Today’s scientific and popular notion of social intelligence is still limited to “me” and “we.” As I published in my psychology dissertation, I’ve systematically added the extra-personal level of ‘they, all humanity’ to a coherent framework combining all social/human connectedness levels to all modes of time (the past, present, and future). The socio-temporal spot(s) our thinking mostly orients towards creating our worldview with significant psychological and behavioral implications. Most of today’s problems stem from a lack of awareness about the extra-future, i.e., the consistent thinking about how we connect to all humanity and the future. This may sound logical and easy; however, truly making the extra-personal future into one’s purposeful identity requires the ability to abandon much of the desire for (material) security, give up the need for approval from others, and radically accept our very own mortality, respectively, our true essence that is the soul. More detailed explanations and illustrations about the concept, applications, and benefits of Awareness Intelligence can be found on my blog,

Are there any upcoming shows or workshops we should know about?
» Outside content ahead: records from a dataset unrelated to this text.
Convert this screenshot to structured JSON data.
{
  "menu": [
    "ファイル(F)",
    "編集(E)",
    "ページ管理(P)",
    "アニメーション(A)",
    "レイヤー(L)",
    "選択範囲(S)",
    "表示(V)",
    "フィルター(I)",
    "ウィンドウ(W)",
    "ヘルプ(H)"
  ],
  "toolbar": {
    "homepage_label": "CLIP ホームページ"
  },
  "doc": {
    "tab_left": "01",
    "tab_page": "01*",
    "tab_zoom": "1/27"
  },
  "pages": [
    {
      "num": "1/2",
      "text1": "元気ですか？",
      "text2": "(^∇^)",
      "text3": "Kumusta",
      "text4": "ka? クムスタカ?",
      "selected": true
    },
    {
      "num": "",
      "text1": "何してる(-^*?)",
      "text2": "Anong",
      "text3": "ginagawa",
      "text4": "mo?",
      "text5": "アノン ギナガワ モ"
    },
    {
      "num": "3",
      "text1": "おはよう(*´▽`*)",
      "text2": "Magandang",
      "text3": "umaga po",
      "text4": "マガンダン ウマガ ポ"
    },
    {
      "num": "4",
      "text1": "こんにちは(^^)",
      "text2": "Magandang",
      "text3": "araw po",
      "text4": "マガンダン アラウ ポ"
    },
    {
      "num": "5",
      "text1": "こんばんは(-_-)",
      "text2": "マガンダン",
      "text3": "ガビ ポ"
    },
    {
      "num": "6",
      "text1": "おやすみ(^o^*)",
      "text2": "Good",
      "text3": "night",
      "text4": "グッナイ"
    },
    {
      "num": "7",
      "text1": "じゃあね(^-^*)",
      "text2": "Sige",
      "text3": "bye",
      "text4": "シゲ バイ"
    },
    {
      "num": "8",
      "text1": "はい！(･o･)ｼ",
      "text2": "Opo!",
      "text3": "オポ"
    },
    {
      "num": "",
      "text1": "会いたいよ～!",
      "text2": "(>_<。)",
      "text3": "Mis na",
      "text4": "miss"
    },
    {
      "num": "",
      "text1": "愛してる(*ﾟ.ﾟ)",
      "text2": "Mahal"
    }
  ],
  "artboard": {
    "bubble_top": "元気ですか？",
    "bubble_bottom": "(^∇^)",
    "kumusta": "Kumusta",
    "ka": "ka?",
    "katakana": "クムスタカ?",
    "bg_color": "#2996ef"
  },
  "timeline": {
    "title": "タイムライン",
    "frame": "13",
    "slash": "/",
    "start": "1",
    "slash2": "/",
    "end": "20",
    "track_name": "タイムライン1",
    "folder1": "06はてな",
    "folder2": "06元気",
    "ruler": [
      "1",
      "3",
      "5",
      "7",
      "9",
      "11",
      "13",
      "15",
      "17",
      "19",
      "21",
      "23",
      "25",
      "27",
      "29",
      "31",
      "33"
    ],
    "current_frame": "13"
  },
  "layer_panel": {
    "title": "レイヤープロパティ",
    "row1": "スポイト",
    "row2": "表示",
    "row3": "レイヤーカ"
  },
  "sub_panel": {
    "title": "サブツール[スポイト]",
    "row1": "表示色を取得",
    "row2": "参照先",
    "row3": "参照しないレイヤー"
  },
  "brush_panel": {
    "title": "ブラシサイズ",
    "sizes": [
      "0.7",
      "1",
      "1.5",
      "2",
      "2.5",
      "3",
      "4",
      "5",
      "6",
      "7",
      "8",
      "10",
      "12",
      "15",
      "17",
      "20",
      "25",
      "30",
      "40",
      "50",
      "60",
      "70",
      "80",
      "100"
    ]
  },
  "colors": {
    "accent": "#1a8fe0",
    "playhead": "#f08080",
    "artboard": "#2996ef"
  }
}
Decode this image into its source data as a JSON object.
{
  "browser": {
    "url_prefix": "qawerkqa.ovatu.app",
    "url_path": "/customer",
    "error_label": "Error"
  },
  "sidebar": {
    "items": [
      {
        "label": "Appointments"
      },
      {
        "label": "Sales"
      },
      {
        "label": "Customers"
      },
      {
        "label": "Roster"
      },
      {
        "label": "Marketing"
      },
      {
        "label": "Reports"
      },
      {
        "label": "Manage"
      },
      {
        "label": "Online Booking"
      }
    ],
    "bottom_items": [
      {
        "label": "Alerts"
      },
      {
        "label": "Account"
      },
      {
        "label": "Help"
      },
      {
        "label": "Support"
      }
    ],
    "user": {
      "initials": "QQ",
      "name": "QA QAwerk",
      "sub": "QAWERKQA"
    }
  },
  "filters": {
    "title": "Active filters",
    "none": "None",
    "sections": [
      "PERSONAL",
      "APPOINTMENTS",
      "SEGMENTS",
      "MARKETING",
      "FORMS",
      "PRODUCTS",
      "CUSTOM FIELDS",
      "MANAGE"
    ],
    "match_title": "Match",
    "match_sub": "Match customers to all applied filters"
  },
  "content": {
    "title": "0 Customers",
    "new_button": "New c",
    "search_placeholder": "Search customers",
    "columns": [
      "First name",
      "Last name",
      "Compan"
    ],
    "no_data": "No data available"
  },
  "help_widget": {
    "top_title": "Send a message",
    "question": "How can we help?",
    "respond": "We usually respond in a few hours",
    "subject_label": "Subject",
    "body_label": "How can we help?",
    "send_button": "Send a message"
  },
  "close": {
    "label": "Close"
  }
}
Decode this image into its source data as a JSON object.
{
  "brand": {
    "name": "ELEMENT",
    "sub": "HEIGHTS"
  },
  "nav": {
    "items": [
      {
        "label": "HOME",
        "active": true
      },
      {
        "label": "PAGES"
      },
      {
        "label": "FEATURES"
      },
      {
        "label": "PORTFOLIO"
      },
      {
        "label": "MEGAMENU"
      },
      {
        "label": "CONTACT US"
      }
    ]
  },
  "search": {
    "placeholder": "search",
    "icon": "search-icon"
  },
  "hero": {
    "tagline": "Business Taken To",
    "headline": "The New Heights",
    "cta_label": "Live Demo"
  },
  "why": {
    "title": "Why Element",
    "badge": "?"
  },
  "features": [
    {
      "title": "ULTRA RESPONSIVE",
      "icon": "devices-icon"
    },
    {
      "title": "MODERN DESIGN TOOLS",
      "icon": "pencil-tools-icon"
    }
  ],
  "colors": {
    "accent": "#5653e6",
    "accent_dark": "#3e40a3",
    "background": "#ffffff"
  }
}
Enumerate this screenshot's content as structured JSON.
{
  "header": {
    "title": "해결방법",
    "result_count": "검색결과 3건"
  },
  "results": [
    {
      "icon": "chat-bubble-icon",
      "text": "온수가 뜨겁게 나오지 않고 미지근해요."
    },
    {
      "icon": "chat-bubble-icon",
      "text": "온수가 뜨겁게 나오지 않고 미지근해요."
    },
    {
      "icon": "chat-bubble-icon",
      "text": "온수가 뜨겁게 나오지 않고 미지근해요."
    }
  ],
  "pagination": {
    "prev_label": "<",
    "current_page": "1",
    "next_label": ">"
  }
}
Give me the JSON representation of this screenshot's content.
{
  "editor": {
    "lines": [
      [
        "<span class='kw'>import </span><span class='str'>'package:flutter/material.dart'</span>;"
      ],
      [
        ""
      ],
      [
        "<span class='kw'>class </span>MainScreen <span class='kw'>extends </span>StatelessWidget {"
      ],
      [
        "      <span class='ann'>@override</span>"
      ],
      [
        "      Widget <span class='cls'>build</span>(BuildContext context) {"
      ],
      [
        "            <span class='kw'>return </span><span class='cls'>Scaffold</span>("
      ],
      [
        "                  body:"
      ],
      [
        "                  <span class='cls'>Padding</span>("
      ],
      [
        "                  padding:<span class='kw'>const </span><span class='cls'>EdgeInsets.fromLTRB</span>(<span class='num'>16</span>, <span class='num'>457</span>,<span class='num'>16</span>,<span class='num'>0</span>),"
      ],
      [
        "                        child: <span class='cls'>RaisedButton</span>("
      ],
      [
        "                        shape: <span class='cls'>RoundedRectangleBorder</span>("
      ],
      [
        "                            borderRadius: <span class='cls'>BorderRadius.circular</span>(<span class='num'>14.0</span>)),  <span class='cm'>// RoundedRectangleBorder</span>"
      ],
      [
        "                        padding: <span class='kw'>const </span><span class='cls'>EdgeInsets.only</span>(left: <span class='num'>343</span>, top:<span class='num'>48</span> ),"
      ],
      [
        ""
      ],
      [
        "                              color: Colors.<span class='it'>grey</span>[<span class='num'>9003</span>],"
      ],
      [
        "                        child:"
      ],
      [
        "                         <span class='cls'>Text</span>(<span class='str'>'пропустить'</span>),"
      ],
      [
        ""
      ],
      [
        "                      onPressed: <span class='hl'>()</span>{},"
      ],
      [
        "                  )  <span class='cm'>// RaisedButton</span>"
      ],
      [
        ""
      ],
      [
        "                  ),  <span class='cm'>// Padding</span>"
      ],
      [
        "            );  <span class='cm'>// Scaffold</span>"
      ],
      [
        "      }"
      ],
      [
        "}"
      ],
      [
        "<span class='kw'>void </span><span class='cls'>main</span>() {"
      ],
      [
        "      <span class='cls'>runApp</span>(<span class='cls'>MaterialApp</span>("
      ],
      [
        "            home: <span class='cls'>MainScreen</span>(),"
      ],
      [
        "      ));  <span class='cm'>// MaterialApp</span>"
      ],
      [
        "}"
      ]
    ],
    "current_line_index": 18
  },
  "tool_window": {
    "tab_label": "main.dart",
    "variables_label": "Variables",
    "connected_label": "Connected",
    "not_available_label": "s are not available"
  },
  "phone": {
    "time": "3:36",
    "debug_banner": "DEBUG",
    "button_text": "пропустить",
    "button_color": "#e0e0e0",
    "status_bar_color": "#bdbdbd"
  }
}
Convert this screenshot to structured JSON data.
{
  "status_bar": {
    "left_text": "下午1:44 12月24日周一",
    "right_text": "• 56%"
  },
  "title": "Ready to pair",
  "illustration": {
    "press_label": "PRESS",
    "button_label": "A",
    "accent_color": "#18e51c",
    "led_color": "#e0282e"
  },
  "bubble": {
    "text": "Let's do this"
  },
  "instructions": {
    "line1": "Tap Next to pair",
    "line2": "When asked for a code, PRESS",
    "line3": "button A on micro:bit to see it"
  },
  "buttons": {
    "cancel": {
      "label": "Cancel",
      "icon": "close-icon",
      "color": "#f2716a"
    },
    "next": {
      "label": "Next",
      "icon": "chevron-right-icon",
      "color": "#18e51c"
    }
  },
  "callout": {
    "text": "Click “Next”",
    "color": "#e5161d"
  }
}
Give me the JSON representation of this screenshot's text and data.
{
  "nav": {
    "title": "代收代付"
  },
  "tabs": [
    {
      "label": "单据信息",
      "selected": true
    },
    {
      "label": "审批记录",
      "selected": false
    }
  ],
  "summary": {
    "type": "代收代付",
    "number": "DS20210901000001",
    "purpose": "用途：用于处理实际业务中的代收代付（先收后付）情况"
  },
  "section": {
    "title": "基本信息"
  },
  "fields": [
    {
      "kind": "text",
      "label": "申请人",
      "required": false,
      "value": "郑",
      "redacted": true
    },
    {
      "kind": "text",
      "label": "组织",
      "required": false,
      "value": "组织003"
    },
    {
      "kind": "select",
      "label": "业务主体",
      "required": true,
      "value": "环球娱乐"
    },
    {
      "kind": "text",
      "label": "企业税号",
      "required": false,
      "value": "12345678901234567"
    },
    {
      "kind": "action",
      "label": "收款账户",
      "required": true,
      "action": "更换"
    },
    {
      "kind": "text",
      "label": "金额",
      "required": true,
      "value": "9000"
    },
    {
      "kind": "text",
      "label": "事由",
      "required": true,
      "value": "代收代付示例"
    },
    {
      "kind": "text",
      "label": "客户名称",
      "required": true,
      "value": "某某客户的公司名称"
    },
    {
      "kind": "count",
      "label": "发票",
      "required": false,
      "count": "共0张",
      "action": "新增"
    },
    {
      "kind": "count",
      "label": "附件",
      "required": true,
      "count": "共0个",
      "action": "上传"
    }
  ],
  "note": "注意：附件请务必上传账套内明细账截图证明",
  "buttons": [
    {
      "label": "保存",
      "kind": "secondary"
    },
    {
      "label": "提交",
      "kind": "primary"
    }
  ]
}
Art is inherent to the services I offer as a psychologist and vice versa. I always welcome people in my atelier for self-reflection and painting experiences. In terms of shows and projects, I’m currently preparing for a contribution to the book ‘Artists Anthology. Contemporary Art 2021: Madrid Edition.’ which will be presented at the Fine Arts Circle in Madrid to clients, artists, art galleries, and cultural institutions on October 15th, 2021. Copies of the ISBN-registered book will be deposited in the National Library of Spain. Also, I got invited to exhibit chosen works at the ‘M.A.D.S. contemporary physical gallery’ in Milano in February/March (on the topic of ‘Gaia’), including a multimedia setup, digital channels, live streaming, and reportage with critical reviews and catalog of the exhibition.

Do you see your art as serving a purpose beyond art?

Absolutely, as it hopefully became evident from my previous answers. Art is the most serious thing in the world, albeit business is often seen as such. As I understand it, art is about finding the true meaning of life and a deeper sense of existence, exploring nature’s true and visible beauty, uncovering hidden potential, and imagining ill-considered possibilities. Suddenly, not the overarching relevance of art but the ‘scarce resources’ game of (commercial) institutions appears to be trivial. It was never organizations that really started to change the world for the better, but rather individuals who bravely and artfully came forward to question the current state of affairs.

What are you currently working on, and what is next for you?

I’m working on becoming stronger, more self-sufficient, and radiating the change I want to see as a role model myself. On that journey, I’ve experienced that inspiration never fails to show up precisely at the right moment. Therefore, I haven’t planned anything other than staying dedicated, listening/watching, and expressing what’s showing up inside my art. I know exactly my direction towards making a significant difference for a healthier and more peaceful world (individually and collectively), but not the exact path leading there. I trust that the dots will connect at some point going forward, be it during or after my lifetime.